Again, your assumption about the significance of your impromptu study is misleading and inaccurate because I highly doubt you received the confidential records of the number of abortions performed that Wednesday.
Paws says thanks
Paws of Chico and Valley Oak Veterinary Center honored World Spay Day 2013 on Feb. 23 with a low-cost spay/neuter clinic for cats. A total of 74 cats, 37 female and 37 male, were spayed/neutered. The clinic helped reduce the number of kittens that would potentially end up in our city shelter.

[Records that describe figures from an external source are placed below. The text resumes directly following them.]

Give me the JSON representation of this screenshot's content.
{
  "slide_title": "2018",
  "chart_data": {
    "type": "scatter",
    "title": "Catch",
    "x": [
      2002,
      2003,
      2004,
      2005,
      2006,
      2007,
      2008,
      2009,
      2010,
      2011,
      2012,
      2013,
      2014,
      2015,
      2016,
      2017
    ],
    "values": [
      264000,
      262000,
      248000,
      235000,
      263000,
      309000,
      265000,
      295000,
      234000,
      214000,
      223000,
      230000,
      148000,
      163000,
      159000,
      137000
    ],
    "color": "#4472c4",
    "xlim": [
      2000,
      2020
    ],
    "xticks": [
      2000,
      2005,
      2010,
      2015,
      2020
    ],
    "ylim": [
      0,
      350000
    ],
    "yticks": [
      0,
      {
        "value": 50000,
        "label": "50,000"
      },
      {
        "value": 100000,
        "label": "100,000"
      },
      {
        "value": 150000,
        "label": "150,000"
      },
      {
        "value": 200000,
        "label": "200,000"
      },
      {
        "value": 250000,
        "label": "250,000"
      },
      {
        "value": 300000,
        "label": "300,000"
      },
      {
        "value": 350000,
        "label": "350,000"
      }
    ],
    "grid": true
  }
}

This event was made possible by a volunteer effort from Paws, VOVC, city of Chico, ROP, Chico Hospital for Cats, Yuba College, N.W.S.P.C.A. and three local veterinarians, Dr. Hanson, Dr. McGuire and Dr. Caikoski. The Chico community is fortunate to have these committed agencies and individuals who volunteered their time to help the cats in this area.

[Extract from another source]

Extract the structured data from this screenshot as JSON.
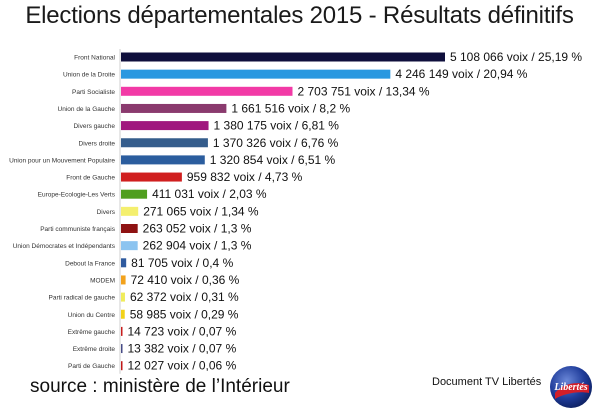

Valley Oak Veterinary Center provided the beautiful facility and lunch for all the volunteers. Thank you to all the volunteers involved for being a part of reducing the number of homeless cats. It would not have been possible without your strong support.
Small is beautiful
It isn’t like there are many advocates of smaller government who consider it news that growing city, county, state and federal governments seem to be hoping to put more and more people on the dole. But what many of them may not have stopped to consider is the effect these government programs and policies are having on the privately charitable actions of American citizens everywhere.
One columnist wonders what incentive remains for concerned friends, neighbors and family members to help those who are struggling when the government seems determined to take care of each of us from the cradle to the grave. Although it might be a recipe politicians have concocted to get a few more votes, this is hardly a recipe for a better citizenry.
Giant salmon is dangerous
Re The Greenhouse (Column, by Christine LaPado-Breglia, Feb. 28):
Why is the U.S. Food and Drug Administration allowed to have already initially approved the genetically modified giant salmon? They will be playing Russian roulette with this entire planet!
Creating a fish (salmon) with growth genes that never turn off could be very dangerous if let loose on the environment. Will the salmon that get away become as big as whales? Bigger? How much will they eat? It sounds all to easy for an environmental mistake to happen, which makes giant salmon an insane idea to let loose upon our planet.